In the latest report in March, it was noted that assaults on staff were up 30 per cent along with a general rise in violence. This lead to the inspectorate writing a letter to the secretary of state.

However, the inspectors added that they had “some confidence in the plans proposed by an enthusiastic new senior management team”.

Mr Blakeman, who has previously worked at HMP Bullingdon and HMP Bedford, said: “When I started staff morale was very low. The staff were not in a good place. My aim was to boost them as much as possible. If you have happy staff they treat prisoners in a better way. It was a very conscious decision to empower senior staff.”

Over the years, inspectors have also noted the high level of drug use.

The Tribune previously reported on the way some criminals were cutting holes in the net surrounding the prison and using drones to fly drugs in over the walls.
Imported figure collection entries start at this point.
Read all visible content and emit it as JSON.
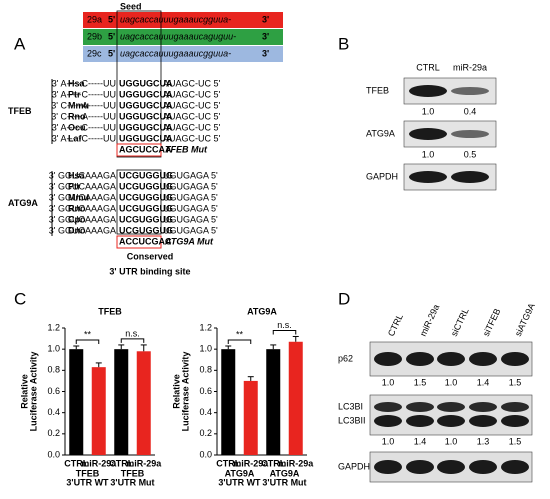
{
  "panel_a": {
    "label": "A",
    "seed_label": "Seed",
    "mirnas": [
      {
        "name": "29a",
        "five": "5'",
        "seq": "uagcaccauuugaaaucgguua-",
        "three": "3'",
        "color": "#e8251f"
      },
      {
        "name": "29b",
        "five": "5'",
        "seq": "uagcaccauuugaaaucaguguu-",
        "three": "3'",
        "color": "#2ea043"
      },
      {
        "name": "29c",
        "five": "5'",
        "seq": "uagcaccauuugaaaucgguua-",
        "three": "3'",
        "color": "#9db8e0"
      }
    ],
    "groups": [
      {
        "gene": "TFEB",
        "rows": [
          {
            "species": "Hsa",
            "left": "3' A-----C-----UU",
            "seed": "UGGUGCUA",
            "right": "AUAGC-UC 5'"
          },
          {
            "species": "Ptr",
            "left": "3' A-----C-----UU",
            "seed": "UGGUGCUA",
            "right": "AUAGC-UC 5'"
          },
          {
            "species": "Mmu",
            "left": "3' C-----A-----UU",
            "seed": "UGGUGCUA",
            "right": "AUAGC-UC 5'"
          },
          {
            "species": "Rno",
            "left": "3' C-----A-----UU",
            "seed": "UGGUGCUA",
            "right": "AUAGC-UC 5'"
          },
          {
            "species": "Ocu",
            "left": "3' A-----C-----UU",
            "seed": "UGGUGCUA",
            "right": "AUAGC-UC 5'"
          },
          {
            "species": "Laf",
            "left": "3' A-----C-----UU",
            "seed": "UGGUGCUA",
            "right": "AUAGC-UC 5'"
          }
        ],
        "mut_seq": "AGCUCCAA",
        "mut_label": "TFEB Mut"
      },
      {
        "gene": "ATG9A",
        "rows": [
          {
            "species": "Hsa",
            "left": "3' GGUCAAAGA",
            "seed": "UCGUGGUG",
            "right": "UGUGAGA 5'"
          },
          {
            "species": "Ptr",
            "left": "3' GGUCAAAGA",
            "seed": "UCGUGGUG",
            "right": "UGUGAGA 5'"
          },
          {
            "species": "Mmu",
            "left": "3' GGUCAAAGA",
            "seed": "UCGUGGUG",
            "right": "UGUGAGA 5'"
          },
          {
            "species": "Rno",
            "left": "3' GGUCAAAGA",
            "seed": "UCGUGGUG",
            "right": "UGUGAGA 5'"
          },
          {
            "species": "Cpo",
            "left": "3' GGUCAAAGA",
            "seed": "UCGUGGUG",
            "right": "UGUGAGA 5'"
          },
          {
            "species": "Dno",
            "left": "3' GGUCAAAGA",
            "seed": "UCGUGGUG",
            "right": "UGUGAGA 5'"
          }
        ],
        "mut_seq": "ACCUCGAC",
        "mut_label": "ATG9A Mut"
      }
    ],
    "caption": [
      "Conserved",
      "3' UTR binding site"
    ]
  },
  "panel_b": {
    "label": "B",
    "lanes": [
      "CTRL",
      "miR-29a"
    ],
    "blots": [
      {
        "name": "TFEB",
        "quant": [
          "1.0",
          "0.4"
        ]
      },
      {
        "name": "ATG9A",
        "quant": [
          "1.0",
          "0.5"
        ]
      },
      {
        "name": "GAPDH"
      }
    ]
  },
  "panel_c": {
    "label": "C",
    "charts": [
      {
        "type": "bar",
        "title": "TFEB",
        "ylabel": [
          "Relative",
          "Luciferase Activity"
        ],
        "categories": [
          "CTRL",
          "miR-29a",
          "CTRL",
          "miR-29a"
        ],
        "values": [
          1.0,
          0.83,
          1.0,
          0.98
        ],
        "errors": [
          0.03,
          0.04,
          0.04,
          0.06
        ],
        "colors": [
          "#000000",
          "#e8251f",
          "#000000",
          "#e8251f"
        ],
        "groups": [
          [
            "TFEB",
            "3'UTR WT"
          ],
          [
            "TFEB",
            "3'UTR Mut"
          ]
        ],
        "significance": [
          "**",
          "n.s."
        ],
        "ylim": [
          0,
          1.2
        ],
        "yticks": [
          {
            "value": 0,
            "label": "0.0"
          },
          0.2,
          0.4,
          0.6,
          0.8,
          {
            "value": 1,
            "label": "1.0"
          },
          1.2
        ]
      },
      {
        "type": "bar",
        "title": "ATG9A",
        "ylabel": [
          "Relative",
          "Luciferase Activity"
        ],
        "categories": [
          "CTRL",
          "miR-29a",
          "CTRL",
          "miR-29a"
        ],
        "values": [
          1.0,
          0.7,
          1.0,
          1.07
        ],
        "errors": [
          0.03,
          0.04,
          0.04,
          0.05
        ],
        "colors": [
          "#000000",
          "#e8251f",
          "#000000",
          "#e8251f"
        ],
        "groups": [
          [
            "ATG9A",
            "3'UTR WT"
          ],
          [
            "ATG9A",
            "3'UTR Mut"
          ]
        ],
        "significance": [
          "**",
          "n.s."
        ],
        "ylim": [
          0,
          1.2
        ],
        "yticks": [
          {
            "value": 0,
            "label": "0.0"
          },
          0.2,
          0.4,
          0.6,
          0.8,
          {
            "value": 1,
            "label": "1.0"
          },
          1.2
        ]
      }
    ]
  },
  "panel_d": {
    "label": "D",
    "lanes": [
      "CTRL",
      "miR-29a",
      "siCTRL",
      "siTFEB",
      "siATG9A"
    ],
    "blots": [
      {
        "names": [
          "p62"
        ],
        "quant": [
          "1.0",
          "1.5",
          "1.0",
          "1.4",
          "1.5"
        ]
      },
      {
        "names": [
          "LC3BI",
          "LC3BII"
        ],
        "quant": [
          "1.0",
          "1.4",
          "1.0",
          "1.3",
          "1.5"
        ]
      },
      {
        "names": [
          "GAPDH"
        ]
      }
    ]
  }
}
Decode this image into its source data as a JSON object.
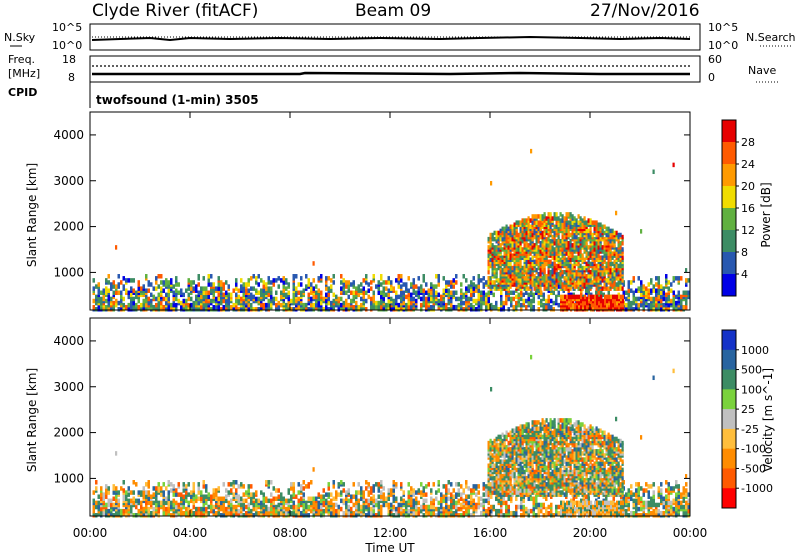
{
  "header": {
    "station": "Clyde River (fitACF)",
    "beam": "Beam 09",
    "date": "27/Nov/2016"
  },
  "panels": {
    "noise": {
      "left_label": "N.Sky",
      "left_ticks": [
        "10^5",
        "10^0"
      ],
      "right_label": "N.Search",
      "right_ticks": [
        "10^5",
        "10^0"
      ]
    },
    "freq": {
      "left_label_1": "Freq.",
      "left_label_2": "[MHz]",
      "left_ticks": [
        "18",
        "8"
      ],
      "right_label": "Nave",
      "right_ticks": [
        "60",
        "0"
      ]
    },
    "cpid": {
      "label": "CPID",
      "text": "twofsound (1-min) 3505"
    }
  },
  "colors": {
    "power_scale": [
      "#0000e6",
      "#2858b0",
      "#3c8c64",
      "#60b040",
      "#f0dc00",
      "#ff9a00",
      "#ff5a00",
      "#e60000"
    ],
    "velocity_scale": [
      "#ff0000",
      "#ff5a00",
      "#ff8c00",
      "#ffbe3c",
      "#c0c0c0",
      "#7ad23c",
      "#3c8c64",
      "#2864a0",
      "#1432c8"
    ]
  },
  "chart_data": [
    {
      "type": "heatmap",
      "title": "",
      "quantity": "Power",
      "colorbar_label": "Power [dB]",
      "colorbar_ticks": [
        "4",
        "8",
        "12",
        "16",
        "20",
        "24",
        "28"
      ],
      "xlabel": "",
      "ylabel": "Slant Range [km]",
      "yticks": [
        "1000",
        "2000",
        "3000",
        "4000"
      ],
      "ylim": [
        180,
        4500
      ],
      "xlim": [
        "00:00",
        "24:00"
      ],
      "scatter_regions": [
        {
          "t_start_h": 0.0,
          "t_end_h": 15.8,
          "range_km": [
            180,
            900
          ],
          "dominant": "noisy blue/green/orange near-range echoes"
        },
        {
          "t_start_h": 15.9,
          "t_end_h": 21.3,
          "range_km": [
            700,
            2400
          ],
          "dominant": "orange/red with green"
        },
        {
          "t_start_h": 18.8,
          "t_end_h": 21.3,
          "range_km": [
            180,
            500
          ],
          "dominant": "red near-range band"
        }
      ]
    },
    {
      "type": "heatmap",
      "title": "",
      "quantity": "Velocity",
      "colorbar_label": "Velocity [m s^-1]",
      "colorbar_ticks": [
        "1000",
        "500",
        "100",
        "25",
        "-25",
        "-100",
        "-500",
        "-1000"
      ],
      "xlabel": "Time UT",
      "ylabel": "Slant Range [km]",
      "yticks": [
        "1000",
        "2000",
        "3000",
        "4000"
      ],
      "ylim": [
        180,
        4500
      ],
      "xticks": [
        "00:00",
        "04:00",
        "08:00",
        "12:00",
        "16:00",
        "20:00",
        "00:00"
      ],
      "scatter_regions": [
        {
          "t_start_h": 0.0,
          "t_end_h": 15.8,
          "range_km": [
            180,
            900
          ],
          "dominant": "orange/green mixed near-range"
        },
        {
          "t_start_h": 15.9,
          "t_end_h": 21.3,
          "range_km": [
            700,
            2400
          ],
          "dominant": "orange above green core"
        }
      ]
    }
  ]
}
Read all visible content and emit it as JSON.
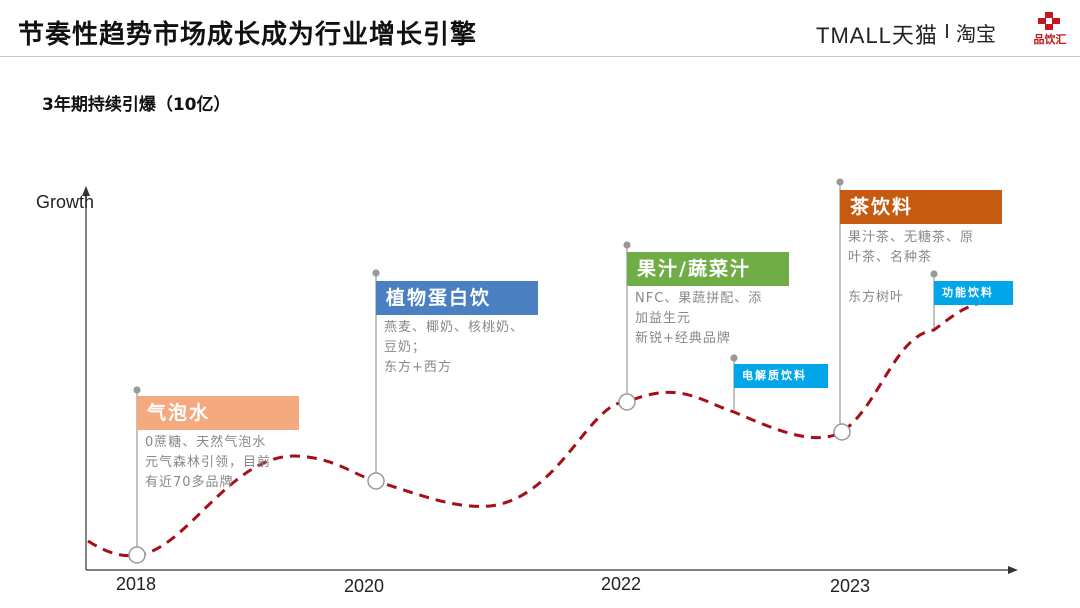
{
  "header": {
    "title": "节奏性趋势市场成长成为行业增长引擎",
    "logo_tmall": "TMALL天猫",
    "logo_taobao": "淘宝",
    "logo_pinyinhui": "品饮汇"
  },
  "subtitle": "3年期持续引爆（10亿）",
  "axis": {
    "y_label": "Growth"
  },
  "years": [
    "2018",
    "2020",
    "2022",
    "2023"
  ],
  "stages": [
    {
      "name": "气泡水",
      "color": "#f4a97f",
      "desc": [
        "0蔗糖、天然气泡水",
        "元气森林引领，目前",
        "有近70多品牌"
      ]
    },
    {
      "name": "植物蛋白饮",
      "color": "#4a7fc1",
      "desc": [
        "燕麦、椰奶、核桃奶、",
        "豆奶；",
        "东方+西方"
      ]
    },
    {
      "name": "果汁/蔬菜汁",
      "color": "#70ad47",
      "desc": [
        "NFC、果蔬拼配、添",
        "加益生元",
        "新锐+经典品牌"
      ]
    },
    {
      "name": "电解质饮料",
      "color": "#00a6e8",
      "desc": []
    },
    {
      "name": "茶饮料",
      "color": "#c55a11",
      "desc": [
        "果汁茶、无糖茶、原",
        "叶茶、名种茶",
        "",
        "东方树叶"
      ]
    },
    {
      "name": "功能饮料",
      "color": "#00a6e8",
      "desc": []
    }
  ],
  "colors": {
    "trend_line": "#a50f15",
    "axis": "#333333",
    "pin": "#999999"
  }
}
This year, the Ministry of Justice installed new X-ray body scanners at entrances to the jail in a bid to crackdown on contraband smuggling.

Mr Blakeman said: “The body scanner has been brilliant. We can target prisoners newly arriving into the prison. That has stopped a certain amount of drugs and funds being smuggled into the prison.

“The staff have taken me through packages we have found and it is incredible, it’s clear as day.”

However, he added: “We have people throwing stuff over the perimeter which we intercept on quite a regular basis.”